RIO — E apesar de todo o Centro de Operações Rio (COR) da prefeitura, com aquele monte de telinhas mostrando o trânsito em tempo real, mil funcionários, mil GPS, mil câmeras, a CET-Rio de plantão, nada adiantou e a volta para casa na terça-feira foi um inferno. Sem um plano de contingência e cheia de obras, a cidade parou. Quem tinha aplicativo de trânsito no celular ainda pôde contar com avisos e, de antemão, evitar regiões de confluência congestionadas, como a Avenida Brasil. Quem não tinha, lascou-se.
Ok, ok, terça-feira foi um dia atípico. Mas num dia típico, o trânsito no Rio é muito pior que o de São Paulo por pura ignorância. Ninguém na cidade — motoristas de carro, de ônibus, de táxi, pedestres, ciclistas ou motociclistas — parece fazer o menor esforço para cumprir as leis de trânsito. Carros e ônibus fecham os cruzamentos (e ainda buzinam para os motoristas que se recusam a fazê-lo), pedestres atravessam em qualquer lugar e sem nenhuma atenção (já vi gente atravessando rua mandando mensagem no celular), bicicletas circulam nas calçadas e não param nos sinais (eu já quase fui atropelado duas vezes), motociclistas flertam com a morte em sua leviandade, estacionamento de carros em calçadas é praticamente norma, ônibus ultrapassando carros no limite da velocidade máxima no Aterro do Flamengo é coisa ordinária, motoristas de táxi histéricos, motoristas de carros que aceleram em cima dos pedestres, motoristas de ônibus que desconhecem o que é uma seta, veículos parados horas sobre ciclovias no calçadão.
Psicólogos já se debruçaram sobre o fenômeno do estresse no trânsito e seu poder de reduzir as pessoas a um estado animalesco, mas duvido que alguém consiga explicar o trânsito carioca. Fechar cruzamento não é só ilegal. É burrice. Assim como estacionar em calçadas. Quem gostaria de ver seu filho andando pela rua porque não tem espaço nas calçadas?
As razões dessa maluquice são variadas. Vão da falta de educação pura e simples, passam por anos de descaso no planejamento urbano, por um modelo de crescimento baseado no consumo (de carros subsidiados, inclusive), por uma prefeitura que decidiu abrir guerra contra os motoristas sem ter um transporte público eficiente, pela falta de estacionamentos regulares (quem ainda aguenta flanelinha, gente?), por uma engenharia de trânsito pouquíssimo sofisticada e por fim, por uma fiscalização deficiente.

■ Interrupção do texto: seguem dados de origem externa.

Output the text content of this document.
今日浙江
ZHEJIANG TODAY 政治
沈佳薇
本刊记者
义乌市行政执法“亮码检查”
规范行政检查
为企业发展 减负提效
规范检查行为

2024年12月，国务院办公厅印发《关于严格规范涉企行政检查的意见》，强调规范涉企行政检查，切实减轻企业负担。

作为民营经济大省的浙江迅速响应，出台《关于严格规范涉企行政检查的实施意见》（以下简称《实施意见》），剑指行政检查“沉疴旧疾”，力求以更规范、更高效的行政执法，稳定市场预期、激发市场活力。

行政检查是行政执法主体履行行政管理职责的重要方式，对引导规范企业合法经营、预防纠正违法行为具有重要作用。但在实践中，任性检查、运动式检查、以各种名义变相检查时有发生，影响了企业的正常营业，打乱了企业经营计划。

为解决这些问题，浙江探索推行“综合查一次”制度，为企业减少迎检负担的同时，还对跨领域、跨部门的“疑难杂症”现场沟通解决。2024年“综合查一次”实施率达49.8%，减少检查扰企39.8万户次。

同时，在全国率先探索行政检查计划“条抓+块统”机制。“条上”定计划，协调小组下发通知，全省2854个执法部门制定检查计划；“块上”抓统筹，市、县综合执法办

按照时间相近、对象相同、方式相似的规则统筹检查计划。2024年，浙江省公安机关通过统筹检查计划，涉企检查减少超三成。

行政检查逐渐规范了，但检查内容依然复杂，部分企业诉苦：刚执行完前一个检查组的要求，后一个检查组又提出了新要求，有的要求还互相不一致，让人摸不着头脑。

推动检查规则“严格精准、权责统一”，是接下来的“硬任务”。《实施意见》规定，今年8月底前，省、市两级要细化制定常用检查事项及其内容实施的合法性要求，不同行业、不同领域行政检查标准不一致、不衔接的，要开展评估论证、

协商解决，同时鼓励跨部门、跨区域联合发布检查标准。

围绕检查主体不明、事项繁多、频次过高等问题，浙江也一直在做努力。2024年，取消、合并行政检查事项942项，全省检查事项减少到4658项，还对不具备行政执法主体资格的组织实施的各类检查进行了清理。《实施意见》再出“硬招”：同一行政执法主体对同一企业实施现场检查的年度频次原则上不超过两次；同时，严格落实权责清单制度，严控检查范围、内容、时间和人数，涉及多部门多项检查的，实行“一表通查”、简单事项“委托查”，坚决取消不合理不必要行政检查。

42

Há anos que a prefeitura aposta nos agentes de trânsito, os tais “verdinhos”. São uns 800, terceirizados, que não têm poder de multa. São facilitadores. Ora, todo mundo sabe que mudança de hábito em massas se faz com campanhas educativas e fiscalização. Não tem mistério. É assim tanto na China quanto nos EUA. Aqui não temos nem uma coisa nem outra, apesar de a Guarda Municipal, em tese, atuar no trânsito. Em São Paulo, os funcionários da CET, conhecidos como “marronzinhos” (por que essa infantilização da autoridade?), ficam em cruzamentos e ruas a pé, de bicicleta ou de motocicleta com uma espécie de máquina de Cielo na mão. Aquilo emite a multa na hora mesmo. São implacáveis. No Rio, bem, no Rio se os Guardas multassem com empenho a gente não veria tanta infração por aí, não é mesmo? Lembrando que estacionar em calçada custa uns R$ 130 e remoção do veículo. Some-se a isso a clara falta de fiscalização de ônibus e de táxis e o circo está armado.
Assim como no caso dos serviços, há a falta de gentileza. Dia desses, estava num táxi na Rua Almirante Tamandaré, no Flamengo (onde as pessoas estacionam dos dois lados da rua, deixando apenas um fiapo de espaço no meio), quando o táxi da frente parou para o desembarque de uma passageira idosa. Muito idosa. Ou seja, um desembarque lento. Pois o motorista do meu táxi esmurrava enlouquecidamente a buzina, como se ele nunca tivesse passado por isso. Como se o motorista da frente — e a senhora — não merecessem respeito e consideração.
O trânsito do Rio é trágico. Somos todos responsáveis por isso.